Invariably, his first stop was to check out the large flock of Canada geese which to this day seasonally inhabit the golf course. The conversation must have been interesting and enlightening, since the geese are keen and critical observers of the old Scottish game but, somehow, these visits never led to a date with a suitably feathered young lady. So our hero pressed on.

His next stop, which for some reason was always his last stop, was at our house. Perhaps it’s because our house is painted dull green, a color which has always been a feature of peahen neckwear. At any rate, every year the peacock decided that our house was to be the limit of his travels, and here he stopped, and here he cried his lovelorn cry.

The mating call of the peacock can best be described as the cry of a child who is being tortured with the nastier instruments of the Spanish Inquisition.

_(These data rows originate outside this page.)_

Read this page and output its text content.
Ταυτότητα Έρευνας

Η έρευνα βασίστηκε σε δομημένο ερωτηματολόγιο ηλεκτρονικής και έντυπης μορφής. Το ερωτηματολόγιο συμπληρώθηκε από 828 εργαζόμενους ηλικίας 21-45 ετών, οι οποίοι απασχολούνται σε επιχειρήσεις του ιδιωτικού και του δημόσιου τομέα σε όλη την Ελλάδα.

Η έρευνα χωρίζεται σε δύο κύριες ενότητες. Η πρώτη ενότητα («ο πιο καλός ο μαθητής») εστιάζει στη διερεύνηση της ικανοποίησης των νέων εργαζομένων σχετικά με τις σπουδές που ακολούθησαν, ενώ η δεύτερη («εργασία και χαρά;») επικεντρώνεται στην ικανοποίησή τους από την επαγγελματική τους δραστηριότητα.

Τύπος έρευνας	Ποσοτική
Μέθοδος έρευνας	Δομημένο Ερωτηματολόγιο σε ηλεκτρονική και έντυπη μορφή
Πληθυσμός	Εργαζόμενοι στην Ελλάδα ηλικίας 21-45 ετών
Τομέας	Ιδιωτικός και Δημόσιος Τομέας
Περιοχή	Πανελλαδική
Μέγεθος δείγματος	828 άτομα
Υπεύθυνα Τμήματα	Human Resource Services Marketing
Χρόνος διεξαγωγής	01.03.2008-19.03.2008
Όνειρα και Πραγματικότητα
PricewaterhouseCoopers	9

After a few hours of this, repeated frequently, my own wife expressed herself more than willing to volunteer to mate with him, just to get him to shut up. While that may indeed have added an interesting variation to our married life, it was unfortunate that she was the wrong shape and the wrong color, and the peacock would have nothing to do with her.

Every year, we would telephone his owner with an arrival report, and every year she would drive over to retrieve him. Evidently his one annual excursion was so disheartening to him that he wouldn’t try another—until the next year, when hope would once again spring eternal.

During one springtime, we were having some kitchen remodelling done, and the workmen left the door open as they carried things in and out. The peacock, unsatisfied with the lack of response he was getting on the outside of our house, decided that perhaps he should try inside as well. Maybe the echo-chamber effect encouraged him, or it might have been something else, but, no matter how he was approached, he absolutely refused to leave.

It is difficult to remodel a kitchen with a lovelorn peacock underfoot, not to mention what a lovelorn, or indeed any, peacock deposits on the floor as he passes by. Finally, the finish carpenter, a man of broad experience, had had enough. He cornered the bird inside our pantry, deftly reached past his pecking bill, grabbed him by the feet, and turned him upside-down. The peacock instantly went catatonic and limp, the carpenter tucked his head under his wing, turned him right-side-up, and held him, fast asleep, while I phoned his owner and she came and got him.

That was the last time we saw the peacock. I think that he must have felt insulted at the treatment he had received, and thus he decided that eternal bachelorhood was preferable to being handled so ignominiously.